Charters have enabled Citilink to be profitable during off-peak periods
Citilink is currently operating several international routes on a seasonal charter basis. In Feb-2016, which is an off-peak month for domestic travel, Citilink operated charters to nine cities in mainland China. Most of these flights were operated from Bali, where Citilink bases four A320s, but the LCC also operated a limited number of flights from Manado to China.
In early 2015 Citilink established a charter programme that included several Chinese destinations, and one-stop flights to Saudi Arabia. Citilink is not planning to operate Saudi Arabia charters in 2016.
Citilink has so far focused on charters during the first half of the year as demand for domestic services in Indonesia is stronger in the second half.

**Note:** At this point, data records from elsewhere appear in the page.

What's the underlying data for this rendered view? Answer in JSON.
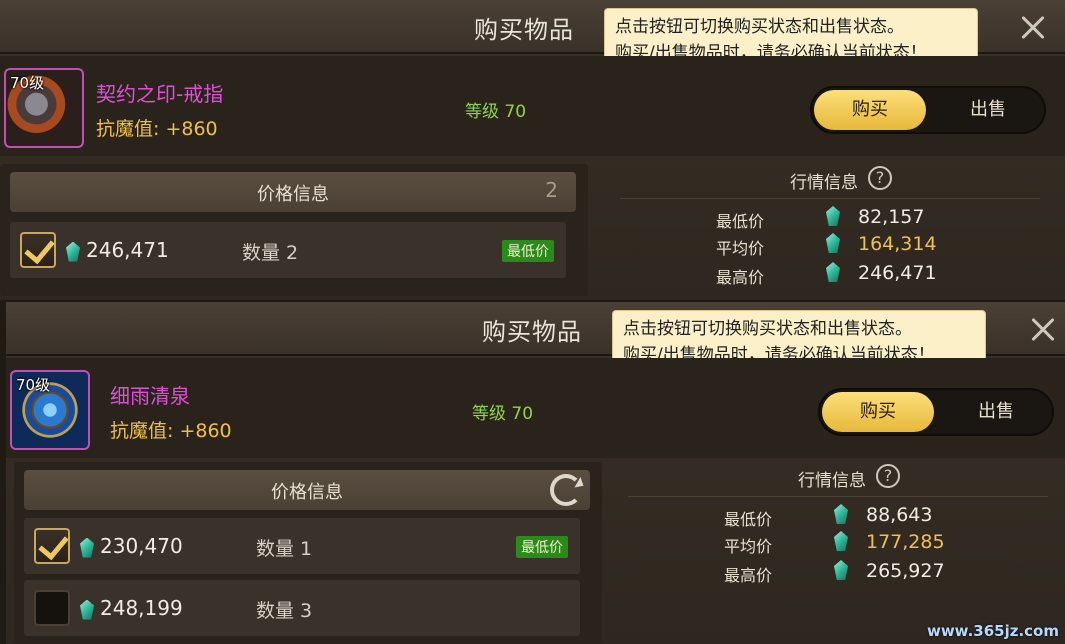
{
  "panels": [
    {
      "title": "购买物品",
      "tooltip_line1": "点击按钮可切换购买状态和出售状态。",
      "tooltip_line2": "购买/出售物品时，请务必确认当前状态！",
      "item": {
        "level_tag": "70级",
        "name": "契约之印-戒指",
        "attr": "抗魔值: +860",
        "level": "等级 70",
        "icon": "ring-icon"
      },
      "toggle": {
        "buy": "购买",
        "sell": "出售"
      },
      "price_info": {
        "title": "价格信息",
        "count": "2",
        "rows": [
          {
            "checked": true,
            "price": "246,471",
            "qty": "数量 2",
            "badge": "最低价"
          }
        ]
      },
      "market": {
        "title": "行情信息",
        "help": "?",
        "min_label": "最低价",
        "min_value": "82,157",
        "avg_label": "平均价",
        "avg_value": "164,314",
        "max_label": "最高价",
        "max_value": "246,471"
      }
    },
    {
      "title": "购买物品",
      "tooltip_line1": "点击按钮可切换购买状态和出售状态。",
      "tooltip_line2": "购买/出售物品时，请务必确认当前状态！",
      "item": {
        "level_tag": "70级",
        "name": "细雨清泉",
        "attr": "抗魔值: +860",
        "level": "等级 70",
        "icon": "orb-icon"
      },
      "toggle": {
        "buy": "购买",
        "sell": "出售"
      },
      "price_info": {
        "title": "价格信息",
        "rows": [
          {
            "checked": true,
            "price": "230,470",
            "qty": "数量 1",
            "badge": "最低价"
          },
          {
            "checked": false,
            "price": "248,199",
            "qty": "数量 3",
            "badge": ""
          }
        ]
      },
      "market": {
        "title": "行情信息",
        "help": "?",
        "min_label": "最低价",
        "min_value": "88,643",
        "avg_label": "平均价",
        "avg_value": "177,285",
        "max_label": "最高价",
        "max_value": "265,927"
      }
    }
  ],
  "colors": {
    "item_name": "#e04fd8",
    "attr": "#f0c040",
    "level": "#8fd44a",
    "avg_price": "#f0c050",
    "badge": "#2a8a1a"
  },
  "watermark": "www.365jz.com"
}
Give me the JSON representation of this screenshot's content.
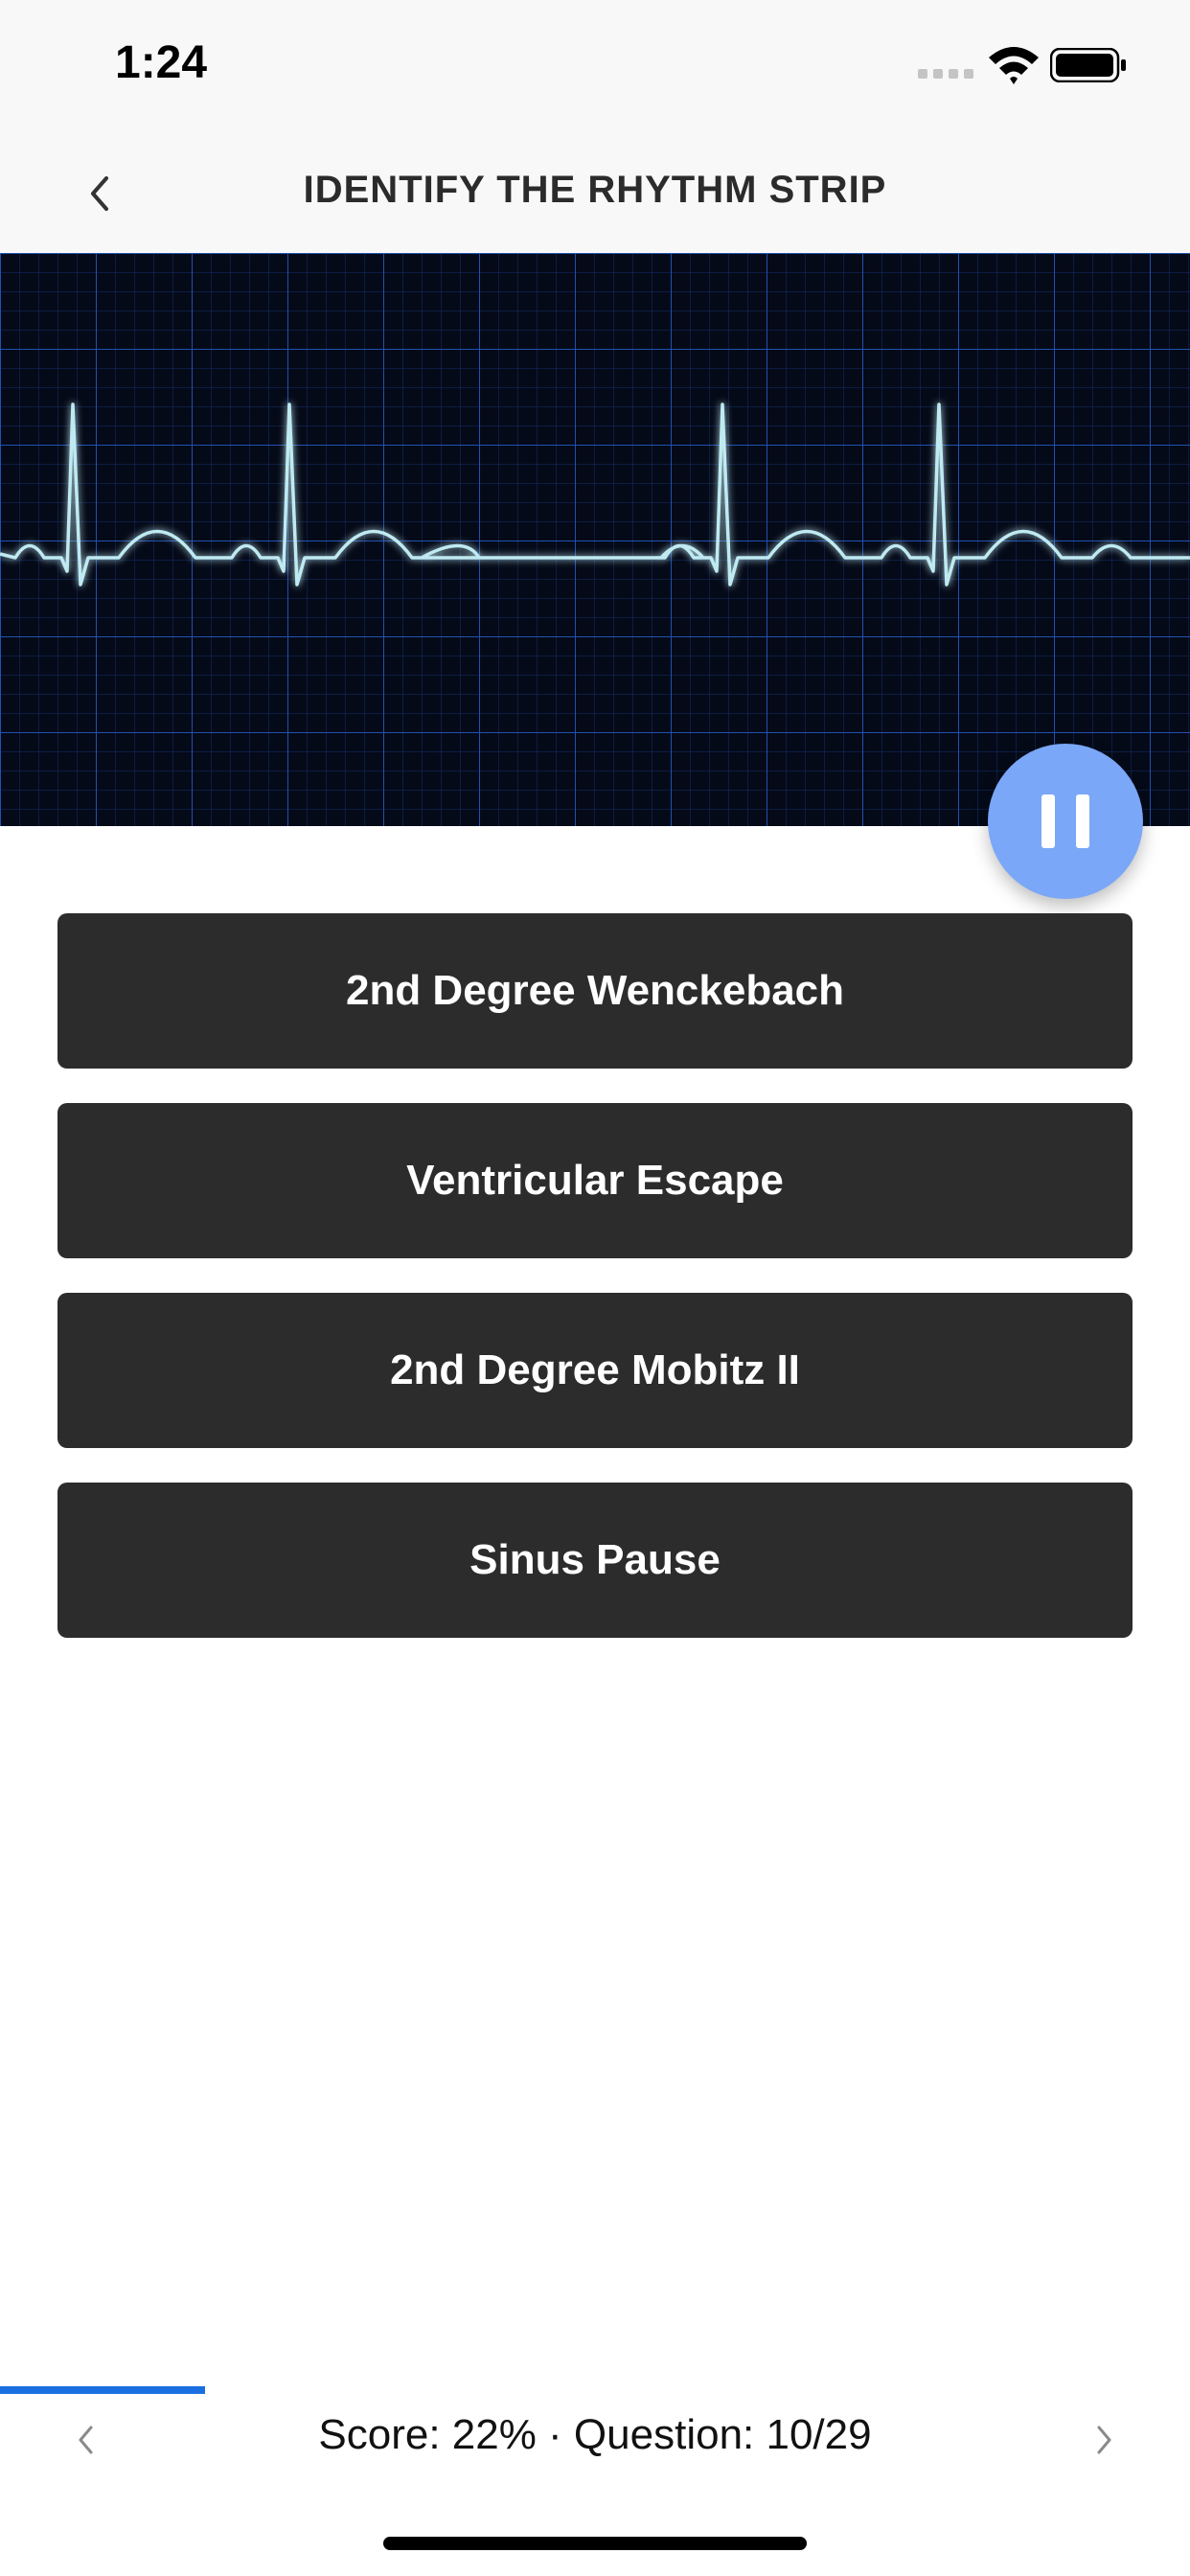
{
  "status_bar": {
    "time": "1:24",
    "icons": [
      "signal-icon",
      "wifi-icon",
      "battery-icon"
    ]
  },
  "nav": {
    "back_icon": "chevron-left-icon",
    "title": "IDENTIFY THE RHYTHM STRIP"
  },
  "rhythm_strip": {
    "image": "ecg-rhythm-strip",
    "background_color": "#050a18",
    "grid_color": "#1b3f8f",
    "trace_color": "#bfeaf2"
  },
  "pause_button": {
    "icon": "pause-icon",
    "color": "#7aa7f7"
  },
  "answers": [
    {
      "label": "2nd Degree Wenckebach"
    },
    {
      "label": "Ventricular Escape"
    },
    {
      "label": "2nd Degree Mobitz II"
    },
    {
      "label": "Sinus Pause"
    }
  ],
  "footer": {
    "progress_fraction": 0.1724,
    "progress_color": "#1a6fe0",
    "score_text": "Score: 22% · Question: 10/29",
    "prev_icon": "chevron-left-icon",
    "next_icon": "chevron-right-icon"
  }
}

The charters have enabled Citilink to improve utilisation and profitability during the weaker first half of the year.
Citilink was profitable for the first time in 2H2014 and has since been consistently in the black, leading to its first annual profit in 2015. The LCC was able to turn a small profit in 1H2015, boosted by the charter operation, and should be able to remain profitable in 1H2016, despite the challenging market conditions. Citilink is confident that it will again be profitable for the full year in 2016.
Citilink may need to slow expansion
However Citilink faces challenges over the short to medium term, including potential overcapacity in the domestic market. Outbound demand in Indonesia’s international market is relatively weak, making it a difficult time to launch scheduled international services.
A slowdown in fleet and capacity growth would be sensible. Citilink has captured a significant enough share of the market that it does not need to continue strategic expansion, if it comes at the expense of profitability.
Citilink has emerged as a viable LCC subsidiary under the wings of Garuda and is positioned to benefit when market conditions improve.